Intersectional Beginnings and Abolitionist Endings
Decolonial, Feminist and Anti-Militarist Theorising on Peacekeeping
A new Seminar Series on intersectionality and justice as a beneficial framework and methodology paired with peace studies has been established by The Kroc Institute for International Peace Studies, University of Notre Dame.
Led by Ashley Bohrer, Assistant Professor of Gender and Peace Studies, and featuring a variety of guest presenters, the Series addresses the potential of intersectional analysis for peace studies scholars, with an ability to transform timely global conversations and issues. The series illustrates how peacebuilding in its many forms contributes to the strength and value of intersectionality and justice as an analytical tool and concept.

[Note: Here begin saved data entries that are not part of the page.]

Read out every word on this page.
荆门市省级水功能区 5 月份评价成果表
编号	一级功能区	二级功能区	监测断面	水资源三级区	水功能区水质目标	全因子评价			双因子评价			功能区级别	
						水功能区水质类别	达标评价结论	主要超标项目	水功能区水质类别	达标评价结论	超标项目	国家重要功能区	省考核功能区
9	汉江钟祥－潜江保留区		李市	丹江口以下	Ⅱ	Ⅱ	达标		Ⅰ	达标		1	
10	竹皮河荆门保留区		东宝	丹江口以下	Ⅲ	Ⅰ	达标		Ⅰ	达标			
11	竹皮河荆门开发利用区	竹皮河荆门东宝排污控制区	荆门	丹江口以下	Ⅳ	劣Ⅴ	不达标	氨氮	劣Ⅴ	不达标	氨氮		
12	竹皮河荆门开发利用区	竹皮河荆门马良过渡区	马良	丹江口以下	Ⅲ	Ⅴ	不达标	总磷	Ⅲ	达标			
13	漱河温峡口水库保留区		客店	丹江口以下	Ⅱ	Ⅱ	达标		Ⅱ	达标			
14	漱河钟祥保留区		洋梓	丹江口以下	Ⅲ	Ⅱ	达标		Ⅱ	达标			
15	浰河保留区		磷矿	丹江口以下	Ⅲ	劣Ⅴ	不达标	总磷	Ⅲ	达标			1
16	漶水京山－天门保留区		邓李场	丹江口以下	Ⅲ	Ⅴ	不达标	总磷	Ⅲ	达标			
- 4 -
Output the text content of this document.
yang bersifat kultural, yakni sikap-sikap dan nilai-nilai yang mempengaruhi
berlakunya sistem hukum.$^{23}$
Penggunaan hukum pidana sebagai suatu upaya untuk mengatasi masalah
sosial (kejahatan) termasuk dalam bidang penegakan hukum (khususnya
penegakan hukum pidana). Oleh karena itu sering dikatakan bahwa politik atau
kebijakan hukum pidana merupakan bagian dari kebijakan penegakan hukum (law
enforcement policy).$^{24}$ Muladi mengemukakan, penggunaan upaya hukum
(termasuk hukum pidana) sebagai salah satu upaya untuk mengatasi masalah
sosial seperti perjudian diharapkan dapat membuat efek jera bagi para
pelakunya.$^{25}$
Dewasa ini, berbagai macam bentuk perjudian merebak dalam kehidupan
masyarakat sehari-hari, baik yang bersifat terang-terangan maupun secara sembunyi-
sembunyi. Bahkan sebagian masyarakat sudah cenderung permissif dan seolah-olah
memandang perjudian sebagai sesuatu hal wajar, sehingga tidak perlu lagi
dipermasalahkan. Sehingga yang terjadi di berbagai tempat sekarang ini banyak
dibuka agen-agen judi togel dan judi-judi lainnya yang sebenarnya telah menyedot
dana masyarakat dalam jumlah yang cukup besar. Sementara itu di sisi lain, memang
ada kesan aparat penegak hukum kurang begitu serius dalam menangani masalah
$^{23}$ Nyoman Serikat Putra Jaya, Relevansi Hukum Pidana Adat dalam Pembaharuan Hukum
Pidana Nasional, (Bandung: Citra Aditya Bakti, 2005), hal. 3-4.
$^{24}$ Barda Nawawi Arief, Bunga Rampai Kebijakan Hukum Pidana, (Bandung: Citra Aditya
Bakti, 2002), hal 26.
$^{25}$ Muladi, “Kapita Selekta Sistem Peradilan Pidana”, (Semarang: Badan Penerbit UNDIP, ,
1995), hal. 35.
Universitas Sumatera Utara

On 5 December 2024, Professor Marsha Henry was the guest presenter, delivering a Lecture on 'Intersectional Beginnings and Abolitionist Endings: Decolonial, Feminist and Anti-Militarist Theorising on Peacekeeping’, based on her recent book The End of Peacekeeping: Gender, Race, and the Martial Politics of Intervention (University of Pennsylvania Press, 2024). The Lecture, drawing on critical concepts from Black feminist thought and postcolonial and critical race theories, provided an intersectional analysis of peacekeeping based on more than 15 years of ethnographic fieldwork around the world--including interviews with UN peacekeepers, humanitarian aid personnel, and local populations. Revealing that peacekeeping is not the benign, apolitical project it is often purported to be, Henry’s work encourages readers to imagine and enact alternative futures to peacekeeping.
Read more and watch the recording of the lecture here.
Professor Marsha Henry
Professor Henry is the Secretary Hillary Rodham Clinton Chair in Women, Peace, Security and Justice. Her research is concerned with the gendered and racialised politics of violence; militarisation; global south development; international aid and intervention; and conflict, peace, and security. She is the author of several books, the latest of which is: The End of Peacekeeping: Gender, Race, and the Martial Politics of Intervention (University of Pennsylvania Press, 2024).
Marsha has also advised a number of national governments on women’s participation in the armed forces, combatting sexual exploitation and abuse in humanitarian settings, and developing anti-racist and diversity strategies in foreign policy ministries.